The Container holds the structure; external files hold the heavy data.
This is similar to:
- glTF + external buffers,
- BIDS datasets with separate modality files.
URIs for Resources
External data is referenced by URIs:
{
"uri": "media/session1_rgb.mp4",
"media_type": "video/mp4",
"role": "cv_rgb_video"
}
This lets you store big assets wherever you want:
- local disk,
- cloud buckets,
- mounted drives.
How Schemas Are Found
Modalities, events, metadata each have IDs like:
MIND.pose/SkeletalPose@1.0.0MIND.cv/Pose2D@1.0.0MIND.skeleton/HumanDefault@1.0.0
The registry and optional schema_table tell you:
- which schema to use,
- what version it is,
- how to validate it.
Streaming & Appendability
You can write a MIND Container while a session is running.
Think:
- a robot performing a task,
- a human in XR,
- a subject in a biosensing experiment.
The Container is:
- “open” while logging,
- “finalized” after recording ends and the index is written.
This supports real-time training pipelines and online agents.
Compression
Data can be compressed internally, like:
"compression": {
"codec": "zstd",
"block_size": 65536
}
This is optional, but very helpful for:
- long EEG sessions,
- high-res CV data,
- long-term archive storage.
JSON vs FlatBuffers in Practice
-
JSON:
- Good for research,
- Great for open datasets,
- Easy to parse with standard libraries.
-
FlatBuffers:
- Ideal for XR runtimes,
- Robotics,
- On-device learning/inference,
- Servers with high-throughput requirements.
Most ecosystems will use both.
Indexing
The index is like a table of contents for the Container:
- “Where is pose stream X between t=10s and t=20s?”

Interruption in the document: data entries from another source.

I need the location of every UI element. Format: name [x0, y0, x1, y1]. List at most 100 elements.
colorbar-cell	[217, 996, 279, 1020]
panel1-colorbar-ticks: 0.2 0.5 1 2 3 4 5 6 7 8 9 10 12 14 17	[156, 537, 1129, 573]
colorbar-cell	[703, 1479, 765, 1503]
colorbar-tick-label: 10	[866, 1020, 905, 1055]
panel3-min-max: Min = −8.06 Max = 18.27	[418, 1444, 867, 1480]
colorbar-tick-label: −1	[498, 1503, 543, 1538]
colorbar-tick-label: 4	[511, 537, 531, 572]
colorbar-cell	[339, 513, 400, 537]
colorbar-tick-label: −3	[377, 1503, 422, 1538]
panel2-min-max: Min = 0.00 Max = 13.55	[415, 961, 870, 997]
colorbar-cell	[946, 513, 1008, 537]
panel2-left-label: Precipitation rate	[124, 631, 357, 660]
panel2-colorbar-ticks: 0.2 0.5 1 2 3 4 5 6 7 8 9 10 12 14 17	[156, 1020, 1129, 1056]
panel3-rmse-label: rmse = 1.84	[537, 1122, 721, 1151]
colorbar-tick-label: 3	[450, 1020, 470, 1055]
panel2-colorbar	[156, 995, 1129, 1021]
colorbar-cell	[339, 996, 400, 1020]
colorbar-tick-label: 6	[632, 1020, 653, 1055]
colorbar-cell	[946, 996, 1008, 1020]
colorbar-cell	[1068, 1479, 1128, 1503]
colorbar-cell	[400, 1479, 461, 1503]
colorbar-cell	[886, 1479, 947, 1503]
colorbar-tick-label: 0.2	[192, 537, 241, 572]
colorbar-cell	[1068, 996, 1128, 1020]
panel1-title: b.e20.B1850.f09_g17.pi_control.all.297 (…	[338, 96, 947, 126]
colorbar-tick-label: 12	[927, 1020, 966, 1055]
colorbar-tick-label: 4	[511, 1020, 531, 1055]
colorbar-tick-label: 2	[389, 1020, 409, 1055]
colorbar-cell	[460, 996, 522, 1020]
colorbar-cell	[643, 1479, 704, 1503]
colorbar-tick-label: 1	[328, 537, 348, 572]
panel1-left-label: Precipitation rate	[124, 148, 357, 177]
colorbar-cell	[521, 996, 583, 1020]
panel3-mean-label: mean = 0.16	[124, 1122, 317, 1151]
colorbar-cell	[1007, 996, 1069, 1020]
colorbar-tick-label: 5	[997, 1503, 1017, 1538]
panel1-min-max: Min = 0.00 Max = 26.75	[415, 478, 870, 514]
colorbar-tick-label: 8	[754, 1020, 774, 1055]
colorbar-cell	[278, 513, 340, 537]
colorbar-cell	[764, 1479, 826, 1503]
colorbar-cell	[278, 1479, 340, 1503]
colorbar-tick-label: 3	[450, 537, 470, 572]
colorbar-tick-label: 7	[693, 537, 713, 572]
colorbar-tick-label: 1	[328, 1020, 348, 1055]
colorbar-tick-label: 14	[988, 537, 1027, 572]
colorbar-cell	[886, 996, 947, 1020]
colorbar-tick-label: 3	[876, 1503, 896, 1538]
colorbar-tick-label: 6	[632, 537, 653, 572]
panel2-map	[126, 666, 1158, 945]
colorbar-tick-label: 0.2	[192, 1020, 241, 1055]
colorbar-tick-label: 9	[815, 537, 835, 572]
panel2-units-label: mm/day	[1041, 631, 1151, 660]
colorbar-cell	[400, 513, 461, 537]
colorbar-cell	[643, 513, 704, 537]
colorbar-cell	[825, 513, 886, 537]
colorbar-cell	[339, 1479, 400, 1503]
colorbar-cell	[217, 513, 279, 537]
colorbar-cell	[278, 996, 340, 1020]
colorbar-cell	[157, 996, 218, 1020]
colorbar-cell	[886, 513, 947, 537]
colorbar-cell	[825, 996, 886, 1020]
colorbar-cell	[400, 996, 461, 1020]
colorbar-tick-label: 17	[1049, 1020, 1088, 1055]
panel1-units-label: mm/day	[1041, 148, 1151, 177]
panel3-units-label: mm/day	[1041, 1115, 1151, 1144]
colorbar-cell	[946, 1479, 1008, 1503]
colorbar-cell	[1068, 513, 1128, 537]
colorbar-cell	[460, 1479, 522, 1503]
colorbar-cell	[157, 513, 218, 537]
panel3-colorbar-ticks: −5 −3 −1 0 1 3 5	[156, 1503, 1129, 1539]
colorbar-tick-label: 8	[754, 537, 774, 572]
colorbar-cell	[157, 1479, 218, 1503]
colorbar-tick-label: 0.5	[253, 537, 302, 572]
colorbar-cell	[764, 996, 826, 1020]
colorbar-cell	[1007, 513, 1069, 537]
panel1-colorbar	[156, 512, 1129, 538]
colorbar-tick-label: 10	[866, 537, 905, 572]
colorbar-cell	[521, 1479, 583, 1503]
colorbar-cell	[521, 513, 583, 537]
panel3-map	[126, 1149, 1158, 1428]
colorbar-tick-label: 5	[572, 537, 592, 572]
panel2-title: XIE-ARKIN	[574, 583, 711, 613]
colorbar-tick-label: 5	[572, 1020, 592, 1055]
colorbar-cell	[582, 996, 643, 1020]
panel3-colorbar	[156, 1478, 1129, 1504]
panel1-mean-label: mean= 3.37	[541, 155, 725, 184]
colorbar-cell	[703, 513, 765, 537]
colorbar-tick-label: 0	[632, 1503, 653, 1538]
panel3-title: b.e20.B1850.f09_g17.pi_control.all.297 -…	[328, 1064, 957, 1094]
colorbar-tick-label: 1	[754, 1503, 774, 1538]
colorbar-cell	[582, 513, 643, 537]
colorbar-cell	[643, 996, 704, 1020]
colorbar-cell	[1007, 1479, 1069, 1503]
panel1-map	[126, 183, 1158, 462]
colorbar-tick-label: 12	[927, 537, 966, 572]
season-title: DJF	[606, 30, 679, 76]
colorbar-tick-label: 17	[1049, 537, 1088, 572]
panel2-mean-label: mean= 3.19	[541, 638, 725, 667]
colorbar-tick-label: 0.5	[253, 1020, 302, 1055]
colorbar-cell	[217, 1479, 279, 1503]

- “Where are the events for episode 3?”
- “How long is the recording?”
It’s optional, but highly recommended for:
- training pipelines,
- interactive tools,
- server-side analytics.
Summary
Serialization in MIND is designed to support:
- real-time control & streaming agents,
- high-volume training & analysis,
- multimodal datasets with big external files,
- incremental logging & online operation,
- long-term archival of complex experiments.